Friday, January 2nd, 2009

     I am enthralled with trees.  I find them amazing, magical, wondrous beings.  Here are 10 interesting tree facts from the book THE TREE by Colin Tudge.–April Moore

  1. Many large trees are host to so many other creatures that each is a city:  as cosmopolitan as Delhi or New York and far more populous than either.
  2. In the 1970s, in the crown of one fairly modest tree in Panama a scientist from the Smithsonian Institution counted 1,100 different species of beetle–yet he didn’t bother with the weevils, although they are beetles too, or look closely at the host of creatures that are not beetles, or those that were living in the roots.
  3. A mature oak or beech may produce many millions of seeds in a good year (good seed years are known as “mast” years), and although they won’t do this every year, they may well have scores or even hundreds of prolific years in the course of their lives.
  4. If we could take a time-lapse view of all the world this past few million or tens of millions of years, as cold has followed warm has followed cold, we would see vast and apparently immovable forests flitting over the surface of the globe like the shadows of clouds.

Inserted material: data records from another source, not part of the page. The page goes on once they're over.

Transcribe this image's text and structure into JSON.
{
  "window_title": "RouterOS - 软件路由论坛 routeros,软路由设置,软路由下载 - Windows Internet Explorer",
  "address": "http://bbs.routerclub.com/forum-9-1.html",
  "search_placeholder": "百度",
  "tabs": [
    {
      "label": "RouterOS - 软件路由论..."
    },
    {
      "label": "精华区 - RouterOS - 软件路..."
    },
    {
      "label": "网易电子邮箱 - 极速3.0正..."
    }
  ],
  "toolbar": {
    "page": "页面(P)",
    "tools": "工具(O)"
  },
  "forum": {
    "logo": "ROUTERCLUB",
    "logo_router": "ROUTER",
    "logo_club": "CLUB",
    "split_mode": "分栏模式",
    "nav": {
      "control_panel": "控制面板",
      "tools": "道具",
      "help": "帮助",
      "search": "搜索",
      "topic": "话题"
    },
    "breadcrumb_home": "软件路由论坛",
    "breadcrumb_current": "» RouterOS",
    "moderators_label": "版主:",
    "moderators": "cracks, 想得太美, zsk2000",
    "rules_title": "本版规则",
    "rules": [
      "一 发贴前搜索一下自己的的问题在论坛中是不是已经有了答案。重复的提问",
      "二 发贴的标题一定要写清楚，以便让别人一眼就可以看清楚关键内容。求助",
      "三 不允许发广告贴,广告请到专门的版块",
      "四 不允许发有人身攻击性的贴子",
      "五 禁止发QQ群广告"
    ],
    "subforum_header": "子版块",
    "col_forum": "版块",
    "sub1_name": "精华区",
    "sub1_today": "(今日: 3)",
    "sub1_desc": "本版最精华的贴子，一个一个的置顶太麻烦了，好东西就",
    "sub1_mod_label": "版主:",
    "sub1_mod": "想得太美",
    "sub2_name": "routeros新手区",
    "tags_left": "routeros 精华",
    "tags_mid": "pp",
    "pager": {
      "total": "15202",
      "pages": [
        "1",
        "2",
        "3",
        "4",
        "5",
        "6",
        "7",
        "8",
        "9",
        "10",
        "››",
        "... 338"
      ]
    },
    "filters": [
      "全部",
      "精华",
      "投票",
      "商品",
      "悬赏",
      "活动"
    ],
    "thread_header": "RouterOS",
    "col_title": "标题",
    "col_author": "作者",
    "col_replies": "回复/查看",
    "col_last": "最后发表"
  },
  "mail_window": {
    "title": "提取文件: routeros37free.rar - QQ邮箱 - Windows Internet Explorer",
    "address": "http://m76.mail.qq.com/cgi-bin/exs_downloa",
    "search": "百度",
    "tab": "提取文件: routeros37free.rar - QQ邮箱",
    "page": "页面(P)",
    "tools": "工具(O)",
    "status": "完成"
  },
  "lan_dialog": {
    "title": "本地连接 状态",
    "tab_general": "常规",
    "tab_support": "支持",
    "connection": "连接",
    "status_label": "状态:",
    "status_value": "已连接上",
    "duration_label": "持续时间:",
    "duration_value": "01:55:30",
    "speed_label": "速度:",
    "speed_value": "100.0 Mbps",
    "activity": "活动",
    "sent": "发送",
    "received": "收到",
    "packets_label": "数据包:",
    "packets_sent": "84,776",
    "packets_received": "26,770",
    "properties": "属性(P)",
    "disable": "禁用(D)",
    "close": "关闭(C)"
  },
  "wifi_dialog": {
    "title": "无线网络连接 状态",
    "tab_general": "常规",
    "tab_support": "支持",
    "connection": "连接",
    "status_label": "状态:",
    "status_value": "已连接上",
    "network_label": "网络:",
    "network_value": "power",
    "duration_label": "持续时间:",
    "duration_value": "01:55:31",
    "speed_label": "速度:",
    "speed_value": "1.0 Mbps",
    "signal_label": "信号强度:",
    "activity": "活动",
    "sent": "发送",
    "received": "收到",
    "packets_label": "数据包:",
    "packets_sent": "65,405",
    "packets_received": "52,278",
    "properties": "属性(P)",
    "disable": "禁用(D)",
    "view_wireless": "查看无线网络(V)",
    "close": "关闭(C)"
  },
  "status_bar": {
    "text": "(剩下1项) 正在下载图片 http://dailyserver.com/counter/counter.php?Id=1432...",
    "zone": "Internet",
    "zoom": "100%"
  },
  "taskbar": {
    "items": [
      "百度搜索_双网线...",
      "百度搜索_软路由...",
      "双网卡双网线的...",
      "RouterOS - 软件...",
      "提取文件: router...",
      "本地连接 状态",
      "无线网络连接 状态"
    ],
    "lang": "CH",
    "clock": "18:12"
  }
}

  5. Big plants [trees] can metabolize more effectively because they command so much earth and sky;  and they can produce literally tons of seeds, to be scattered far and wide.  Small wonder that a third of all land is covered in forest.
  6. The species of trees are outnumbered by nontree plants by about five to one.  The nontrees live in places where trees cannot–and in the niches created by trees.
  7. Most tree species live in the tropics.
  8. It is impossible to count all the different species of trees–or to be sure that they have all been counted.  But biologists can at least guess.  Extrapolating from what is known, they estimate that there are around 350,000 species of land plants in general.  At least 300,000 of them are flowering plants.  Around one-fifth of these are trees.
  9. Britan may seem to have hundreds of different species of trees, but most of them have been imported by human beings.  Only 39 are believed to be true natives (and one of them, the common juniper, may in fact have been brought in by ancient people).
  10. The vast boreal forests of northern Canada are dominated by only nine tree species–the quaking aspen and a handful of conifers.